- Summary:
- The decision by the Fed not to extend the SLR exemption has led to the crash of financial stocks on the index, sending the S&P 500 index lower.
The S&P 500 index is trading lower, dragged down by steep losses in financial stocks after the Fed announced Friday that it was pulling the plug on SLR exemptions for banks.
The financial sector index on the S&P 500 is presently down by 1.31% or 7.53 points as of the time of writing, as the Fed’s decision not to extend the Supplementary Leverage Ratio (SLR) exemption has shaken up several banking and financial stocks listed on the S&P 500 index. The measure, which was introduced in 2020 to enable banks to retain extra liquidity to ride out the COVID-19 storm, is set to expire on March 31.
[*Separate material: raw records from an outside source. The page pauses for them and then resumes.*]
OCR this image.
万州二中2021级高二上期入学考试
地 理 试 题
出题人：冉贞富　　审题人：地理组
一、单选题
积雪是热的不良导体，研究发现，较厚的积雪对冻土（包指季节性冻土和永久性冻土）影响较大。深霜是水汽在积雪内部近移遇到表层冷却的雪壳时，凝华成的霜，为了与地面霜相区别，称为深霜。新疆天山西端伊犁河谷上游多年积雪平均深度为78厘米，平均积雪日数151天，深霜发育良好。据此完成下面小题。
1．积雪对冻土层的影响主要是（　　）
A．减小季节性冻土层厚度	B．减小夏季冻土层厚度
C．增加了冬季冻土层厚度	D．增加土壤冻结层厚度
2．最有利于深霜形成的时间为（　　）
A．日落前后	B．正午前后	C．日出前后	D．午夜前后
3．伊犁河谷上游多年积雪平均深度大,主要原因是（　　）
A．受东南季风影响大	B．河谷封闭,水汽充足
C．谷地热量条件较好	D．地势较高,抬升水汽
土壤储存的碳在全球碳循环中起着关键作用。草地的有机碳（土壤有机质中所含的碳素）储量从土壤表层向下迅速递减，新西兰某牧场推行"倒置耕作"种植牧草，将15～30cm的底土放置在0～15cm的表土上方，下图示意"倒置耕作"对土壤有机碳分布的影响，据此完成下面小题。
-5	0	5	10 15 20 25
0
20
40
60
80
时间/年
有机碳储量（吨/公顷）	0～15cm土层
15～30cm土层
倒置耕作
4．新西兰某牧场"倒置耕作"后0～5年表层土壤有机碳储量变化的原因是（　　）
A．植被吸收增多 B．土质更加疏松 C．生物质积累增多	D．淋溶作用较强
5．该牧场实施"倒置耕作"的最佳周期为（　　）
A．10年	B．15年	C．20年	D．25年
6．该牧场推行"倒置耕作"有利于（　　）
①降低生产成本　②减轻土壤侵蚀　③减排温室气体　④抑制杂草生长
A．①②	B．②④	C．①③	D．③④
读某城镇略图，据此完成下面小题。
As of the time of writing, the S&P 500 was trading flat, having been down as much as 40 points in the first hour of trading on Friday.
S&P 500 Technical Outlook
The index appears to have found support at the lows of 11/12 March at 3910.5, after a bounce from the intraday low at 3886. However, the index remains under pressure after 10-year bond yields surged on the Fed’s announcement, and this puts 3910.5 at risk. A breakdown opens the door towards 3870.0, with 3823.9 and 3765.1 lining up as potential downside targets.
On the other hand, the index needs a strong push from the bulls to transcend 3950.4, which opens the door towards the current all-time high at 3974.1. Restoration of the uptrend requires the formation of a higher high above this level, which brings in 4005.9 into the picture as a potential new target.